Of the 56 people on federal death row, 26, or 46%, are Black, and 22, or 39%, are white. Black people are only 13% of the U.S. population.

DPIC published a report this month concluding that racial bias persists in the U.S. system of capital punishment in which the killers of white people were more likely to face the death penalty than the killers of Black people.

At Vialva's trial in 2000, a jury of 11 white people and one Black person found him and a Black accomplice, Brandon Bernard, guilty of carjacking and murder. Bernard's execution date has not been set.

According to court records, Vialva and his accomplices were looking for someone to rob when they found Todd Bagley using a payphone at a store, and he agreed to give them a ride in his car. In the back seat, Vialva pulled out a gun and ordered Bagley and his wife to get into the car's trunk.

After forcing Bagley to disclose his PIN, Vialva withdrew cash from Bagley's account at an ATM, though there was less than $100 on deposit. He bought some fast food and cigarettes. During the several hours they spent in the trunk, the Bagleys could be heard telling their kidnappers to embrace Christianity.

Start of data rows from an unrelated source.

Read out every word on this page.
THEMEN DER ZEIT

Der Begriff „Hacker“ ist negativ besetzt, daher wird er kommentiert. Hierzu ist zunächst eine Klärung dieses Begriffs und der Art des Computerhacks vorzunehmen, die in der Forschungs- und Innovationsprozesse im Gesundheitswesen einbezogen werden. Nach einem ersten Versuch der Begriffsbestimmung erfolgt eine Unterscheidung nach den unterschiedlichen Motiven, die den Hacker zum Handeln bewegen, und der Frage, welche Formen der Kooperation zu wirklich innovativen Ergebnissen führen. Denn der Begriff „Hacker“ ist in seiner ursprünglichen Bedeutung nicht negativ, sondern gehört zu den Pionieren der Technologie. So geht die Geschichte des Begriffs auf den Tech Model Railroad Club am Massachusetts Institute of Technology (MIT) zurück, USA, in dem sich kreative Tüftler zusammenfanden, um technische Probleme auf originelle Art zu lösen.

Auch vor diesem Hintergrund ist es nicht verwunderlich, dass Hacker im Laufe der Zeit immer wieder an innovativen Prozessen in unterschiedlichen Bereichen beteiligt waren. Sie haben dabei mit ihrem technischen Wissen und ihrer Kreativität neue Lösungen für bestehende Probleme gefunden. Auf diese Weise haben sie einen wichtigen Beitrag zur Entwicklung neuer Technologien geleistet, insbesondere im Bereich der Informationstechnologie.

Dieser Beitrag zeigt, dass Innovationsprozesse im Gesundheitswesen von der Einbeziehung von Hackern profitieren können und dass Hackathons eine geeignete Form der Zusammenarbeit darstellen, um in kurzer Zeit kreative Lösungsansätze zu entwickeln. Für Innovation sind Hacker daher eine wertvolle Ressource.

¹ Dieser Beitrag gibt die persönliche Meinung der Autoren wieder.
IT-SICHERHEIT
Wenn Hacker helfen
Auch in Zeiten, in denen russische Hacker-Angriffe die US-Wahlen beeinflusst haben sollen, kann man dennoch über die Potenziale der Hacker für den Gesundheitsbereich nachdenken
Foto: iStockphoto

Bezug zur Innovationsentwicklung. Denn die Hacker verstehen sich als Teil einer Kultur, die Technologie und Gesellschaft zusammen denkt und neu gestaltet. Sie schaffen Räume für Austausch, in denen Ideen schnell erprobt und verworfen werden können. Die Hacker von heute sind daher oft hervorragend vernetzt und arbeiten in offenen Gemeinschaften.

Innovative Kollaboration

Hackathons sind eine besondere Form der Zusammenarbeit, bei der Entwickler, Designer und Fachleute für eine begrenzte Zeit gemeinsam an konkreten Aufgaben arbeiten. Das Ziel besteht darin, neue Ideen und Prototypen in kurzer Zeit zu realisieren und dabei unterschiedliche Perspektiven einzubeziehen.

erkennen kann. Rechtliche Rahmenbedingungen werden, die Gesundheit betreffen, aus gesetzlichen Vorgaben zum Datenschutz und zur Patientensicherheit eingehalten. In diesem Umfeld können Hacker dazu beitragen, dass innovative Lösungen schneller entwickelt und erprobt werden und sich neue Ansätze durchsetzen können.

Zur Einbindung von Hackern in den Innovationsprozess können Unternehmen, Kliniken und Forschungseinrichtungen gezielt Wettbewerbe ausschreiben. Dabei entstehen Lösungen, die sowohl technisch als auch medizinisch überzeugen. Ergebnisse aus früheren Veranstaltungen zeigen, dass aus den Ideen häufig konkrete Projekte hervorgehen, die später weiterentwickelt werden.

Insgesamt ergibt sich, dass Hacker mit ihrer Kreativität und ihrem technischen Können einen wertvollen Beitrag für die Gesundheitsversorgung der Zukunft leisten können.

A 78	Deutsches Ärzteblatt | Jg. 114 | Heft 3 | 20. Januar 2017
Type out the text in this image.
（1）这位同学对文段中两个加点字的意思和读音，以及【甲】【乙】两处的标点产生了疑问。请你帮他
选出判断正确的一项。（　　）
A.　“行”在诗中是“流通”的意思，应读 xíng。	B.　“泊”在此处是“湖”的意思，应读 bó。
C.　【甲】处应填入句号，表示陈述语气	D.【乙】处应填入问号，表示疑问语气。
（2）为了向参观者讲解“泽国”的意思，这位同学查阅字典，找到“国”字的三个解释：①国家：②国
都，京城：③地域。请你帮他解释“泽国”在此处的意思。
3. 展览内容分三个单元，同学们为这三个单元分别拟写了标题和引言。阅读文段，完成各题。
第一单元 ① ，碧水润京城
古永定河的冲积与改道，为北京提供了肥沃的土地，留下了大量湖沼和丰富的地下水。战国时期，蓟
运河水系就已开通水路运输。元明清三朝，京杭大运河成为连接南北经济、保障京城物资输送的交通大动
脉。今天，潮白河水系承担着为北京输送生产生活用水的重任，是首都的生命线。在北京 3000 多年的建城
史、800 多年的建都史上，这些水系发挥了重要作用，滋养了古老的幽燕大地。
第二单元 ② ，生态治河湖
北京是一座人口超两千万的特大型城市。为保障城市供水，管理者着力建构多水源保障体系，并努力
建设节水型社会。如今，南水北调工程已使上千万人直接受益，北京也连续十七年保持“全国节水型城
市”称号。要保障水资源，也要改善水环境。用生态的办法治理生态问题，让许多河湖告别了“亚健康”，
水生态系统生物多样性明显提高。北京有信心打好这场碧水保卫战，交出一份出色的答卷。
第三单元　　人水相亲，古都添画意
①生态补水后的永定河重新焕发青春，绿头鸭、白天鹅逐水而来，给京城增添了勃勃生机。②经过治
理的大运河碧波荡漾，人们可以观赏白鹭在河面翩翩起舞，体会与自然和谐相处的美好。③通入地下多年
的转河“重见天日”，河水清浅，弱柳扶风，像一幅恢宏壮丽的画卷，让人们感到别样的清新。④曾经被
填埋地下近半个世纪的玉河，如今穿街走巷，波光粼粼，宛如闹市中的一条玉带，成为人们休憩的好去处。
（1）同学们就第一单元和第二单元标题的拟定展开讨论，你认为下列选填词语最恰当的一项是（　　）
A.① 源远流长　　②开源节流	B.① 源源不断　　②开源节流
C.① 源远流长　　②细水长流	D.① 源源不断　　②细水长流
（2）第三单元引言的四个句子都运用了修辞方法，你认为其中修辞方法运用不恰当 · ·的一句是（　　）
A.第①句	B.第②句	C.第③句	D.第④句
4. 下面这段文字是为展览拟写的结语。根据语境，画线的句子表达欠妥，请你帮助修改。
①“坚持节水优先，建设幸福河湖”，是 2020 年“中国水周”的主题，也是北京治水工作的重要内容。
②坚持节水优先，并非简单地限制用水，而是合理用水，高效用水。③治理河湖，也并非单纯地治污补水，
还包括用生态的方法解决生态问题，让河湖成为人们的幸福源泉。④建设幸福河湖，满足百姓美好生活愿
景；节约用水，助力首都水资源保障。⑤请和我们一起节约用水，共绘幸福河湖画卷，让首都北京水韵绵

Eventually, Vialva parked the car in an isolated part of Fort Hood, opened the trunk and shot both Bagleys in the head, killing Todd and rendering Stacie unconscious. Bernard then set the car on fire, and an autopsy showed that Stacie Bagley died from smoke inhalation.

Todd Bagley's mother, Georgia Bailey, welcomed the execution in a statement shared by the Bureau of Prisons, saying it should have happened within three to five years of the crime, not 21.

"They were willing to lay down their lives to try and win their kidnappers to the Lord by quoting scripture, praying, and singing praises to God before they died," her statement said. "We'll never know how many people they could have influenced for good if they had been given the chance."